4. Value for Money & Budgetary Transparency

B&NES is facing a budget crisis yet continues to spend an excessive amount on the LN initiative, while slashing funding for bus services that need subsidies: 

  • B&NES has already spent over £1.8m on LNs - mostly on consultancy fees - and nearly £50,000 on legal fees alone

  • B&NES has budgeted over £2.5m for LNs from Council funds, with more required for maintenance; costs have spiralled since 2021

  • Since January 2024 trial costs have been excessive - such as £300,000 for the trial for New Sydney Place - with B&NES providing a proportion in match funding 

  • If legal challenges succeed or trials fail, B&NES may need to return grant funding already spent to WECA, risking a substantial budget shortfall and cuts to essential services

  • The approval of a WECA grant does not mean this money has to be spent on a bus gate - spending money on schemes that are objectively unsound would constitute a misuse of public money


Our community supports reducing car travel, pollution, and congestion, and increasing active travel and public transport use. A bus gate achieves none of these aims but will negatively affect thousands of Bath residents, cutting close communities in two with an invisible wall, for no credible benefit. These measures will worsen the daily lives and health of the very community the LN was supposed to help - the more disadvantaged residents of Snow Hill and London Road. The plans are nonsensical, inequitable and put the public at risk. 

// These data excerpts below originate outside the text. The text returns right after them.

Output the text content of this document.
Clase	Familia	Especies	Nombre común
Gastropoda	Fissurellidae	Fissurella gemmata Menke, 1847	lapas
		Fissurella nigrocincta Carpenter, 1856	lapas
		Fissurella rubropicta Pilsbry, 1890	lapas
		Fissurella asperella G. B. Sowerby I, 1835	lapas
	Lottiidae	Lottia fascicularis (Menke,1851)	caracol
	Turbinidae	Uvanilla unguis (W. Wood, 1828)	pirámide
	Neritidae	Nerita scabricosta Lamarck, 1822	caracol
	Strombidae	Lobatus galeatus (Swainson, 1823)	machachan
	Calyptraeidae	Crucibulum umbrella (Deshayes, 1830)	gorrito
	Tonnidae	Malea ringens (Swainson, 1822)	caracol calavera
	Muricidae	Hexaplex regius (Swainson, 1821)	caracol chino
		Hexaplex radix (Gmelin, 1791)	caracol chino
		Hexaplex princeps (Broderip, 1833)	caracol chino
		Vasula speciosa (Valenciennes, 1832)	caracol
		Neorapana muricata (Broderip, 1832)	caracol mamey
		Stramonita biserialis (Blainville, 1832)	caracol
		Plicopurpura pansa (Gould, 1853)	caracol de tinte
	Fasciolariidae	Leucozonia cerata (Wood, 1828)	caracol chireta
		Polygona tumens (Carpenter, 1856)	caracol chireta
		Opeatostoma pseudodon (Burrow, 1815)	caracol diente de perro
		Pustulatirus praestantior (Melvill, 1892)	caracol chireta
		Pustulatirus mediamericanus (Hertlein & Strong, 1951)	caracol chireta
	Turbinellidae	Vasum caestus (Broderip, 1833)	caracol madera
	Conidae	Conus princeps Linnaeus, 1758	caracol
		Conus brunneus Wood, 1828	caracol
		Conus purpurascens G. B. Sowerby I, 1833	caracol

Council officers and elected officials have a legal duty to ensure that Due Process is properly followed for Council Decisions. Cabinet should properly assess contentious plans that affect two or more wards, as these plans clearly do. Ultimately, Cabinet, not an individual councillor, is in control and responsible for the Decisions the Council makes. 

We therefore urgently request a meeting with those legally accountable for the Walcot LN, including the CEO, CFO, Monitoring Officer, Council Leader, Councillors making LN Decisions, and the Councillors of the immediately affected wards of Walcot, Lambridge, and Lansdown.